Барни воскресил тот страшный день, темную, черную кровь, проступившую сквозь старое пончо, враждебное каре афинских магазинов, материнский крик Надин. Мои глаза не отрывались от сухой, серой, торчком стоящей ящерицы, – такого не убить, у него отрастет не только хвост, но и голова, и то, внутри, что заменяет ему сердце. Мистер Эдди слушал Барни с придирчивостью арбитра, а не убийцы, и я совершил ошибку.
– Джемс Гарфилд! – воскликнул я. – Вы должны знать, что я убил бы этого человека и сейчас, будь у меня пистолет!
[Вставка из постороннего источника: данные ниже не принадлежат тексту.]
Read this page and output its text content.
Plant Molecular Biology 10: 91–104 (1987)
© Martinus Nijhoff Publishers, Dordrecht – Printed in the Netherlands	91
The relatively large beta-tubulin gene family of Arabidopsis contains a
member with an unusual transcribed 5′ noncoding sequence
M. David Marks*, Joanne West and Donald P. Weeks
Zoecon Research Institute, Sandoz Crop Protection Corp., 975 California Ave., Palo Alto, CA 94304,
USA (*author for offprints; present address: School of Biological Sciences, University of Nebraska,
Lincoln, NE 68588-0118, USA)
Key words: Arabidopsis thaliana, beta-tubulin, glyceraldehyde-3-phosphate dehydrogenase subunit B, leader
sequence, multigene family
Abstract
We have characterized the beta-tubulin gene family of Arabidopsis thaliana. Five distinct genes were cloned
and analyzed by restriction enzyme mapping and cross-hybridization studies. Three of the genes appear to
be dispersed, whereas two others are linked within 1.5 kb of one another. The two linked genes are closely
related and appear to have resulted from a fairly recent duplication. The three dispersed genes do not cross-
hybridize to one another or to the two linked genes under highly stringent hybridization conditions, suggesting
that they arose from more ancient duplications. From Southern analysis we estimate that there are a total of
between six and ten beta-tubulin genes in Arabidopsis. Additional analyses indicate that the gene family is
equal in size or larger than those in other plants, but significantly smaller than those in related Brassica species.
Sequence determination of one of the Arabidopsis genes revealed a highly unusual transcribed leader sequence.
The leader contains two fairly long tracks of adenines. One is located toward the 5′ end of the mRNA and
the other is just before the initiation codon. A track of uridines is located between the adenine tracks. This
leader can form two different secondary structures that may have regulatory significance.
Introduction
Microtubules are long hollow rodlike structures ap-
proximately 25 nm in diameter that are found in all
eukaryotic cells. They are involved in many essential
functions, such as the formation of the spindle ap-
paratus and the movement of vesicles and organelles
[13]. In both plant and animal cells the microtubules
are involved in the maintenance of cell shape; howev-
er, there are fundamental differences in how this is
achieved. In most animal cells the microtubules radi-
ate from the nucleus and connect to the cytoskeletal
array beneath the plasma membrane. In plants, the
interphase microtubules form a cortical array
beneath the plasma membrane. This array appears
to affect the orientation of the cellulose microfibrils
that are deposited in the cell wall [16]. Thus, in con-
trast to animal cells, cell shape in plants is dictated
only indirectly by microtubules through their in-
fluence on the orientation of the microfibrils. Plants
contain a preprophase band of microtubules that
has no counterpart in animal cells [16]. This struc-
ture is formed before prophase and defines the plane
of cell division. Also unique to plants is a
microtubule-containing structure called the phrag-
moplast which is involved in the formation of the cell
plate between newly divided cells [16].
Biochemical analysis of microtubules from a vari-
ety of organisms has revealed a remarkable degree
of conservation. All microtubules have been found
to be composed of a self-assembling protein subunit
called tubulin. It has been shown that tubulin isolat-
Пусть и это убийство ляжет на меня.
– Суд не может взыскать за преступление, которого не было, – сказал Гарфилд со всем возможным хладнокровием. – Но ваши слова, полковник, свидетельствуют против вас. – Он поспешно обратился к Барни: – Когда вы после выстрела вошли в магазин, что вы увидели там?
– Я не вошел, генерал, я вбежал, ворвался!
– И что вы нашли внутри?
– Этого шакала!
– Но вы унесли его ружье.
– А там стояло другое; точно такая же двустволка.
– Это правда, мистер Эдди?
– Чистая правда: дробовик моего сына. Он уехал в Новый Орлеан и, слава богу, задержался; привези он товар, я бы и тот потерял, ваша честь.
– Почему ружье оказалось в лавке?
– Его мог принести Иеремия, мой черный слуга, – старался помочь дознанию Эдди. – Когда воры ушли из лавки, унося ружье и семь пар дорогих шпор… – Он умолк, кротко извиняясь, посмотрел на меня. – Мне говорили, ваша честь, что одна пара моих шпор досталась полковнику Турчину; я хотел бы увидеть сапоги этого офицера…
– Мистер Эдди, зачем бы черный слуга принес второе ружье?
– Я был вне себя, когда воры ушли, и отправился на жилую половину пропустить стаканчик… Городишко у нас трезвый, ваша честь, но бывают минуты… господин мэр извинит меня. – Он помахал рукой мэру, который смотрел на него неласково. – Я сказал слуге: Иеремия, город полон воров, побудь в лавке и постереги товар, эти янки – друзья черных, они не тронут тебя. А его трясло; его со страху так разобрало, что тут и выстрелить недолго. Черные, ваша честь, как дети: он и не опомнится, как палец нажмет на курок.
– Томас Морган убит квадратным куском свинца; почему в дробовике оказался свинец? – спросил Гарфилд.
– Ружье сына, ваша честь, а зачем он вогнал в него свинец, не придумаю.
– Но если стрелял ваш негр, вы слышали выстрел.
– Который день стояла пальба; уже и не знаешь, то ли стреляют, то ли мерещится.
– Вы допросили Иеремию?
– Его и след простыл, что вы! Ниггер, застреливший белого! Не только янки сварили бы его живьем в ротном котле, я бы три черные шкуры с него спустил.
– А вы почему сбежали, мистер Эдди?
– Кому охота подыхать, ваша честь?! – воскликнул Корнелиус Эдди простодушно. – Я как глянул в их лица, так и представил собственные кишки на их штыках. А когда отдышался, узнал, что лавку разгромили. Меня кругом ограбили, ваша честь, – сказал он горестно, – янки в Афинах, а сын в Новом Орлеане… Спустил мои денежки.
– Куда девался скобяной товар? – спросил Гарфилд у Барни.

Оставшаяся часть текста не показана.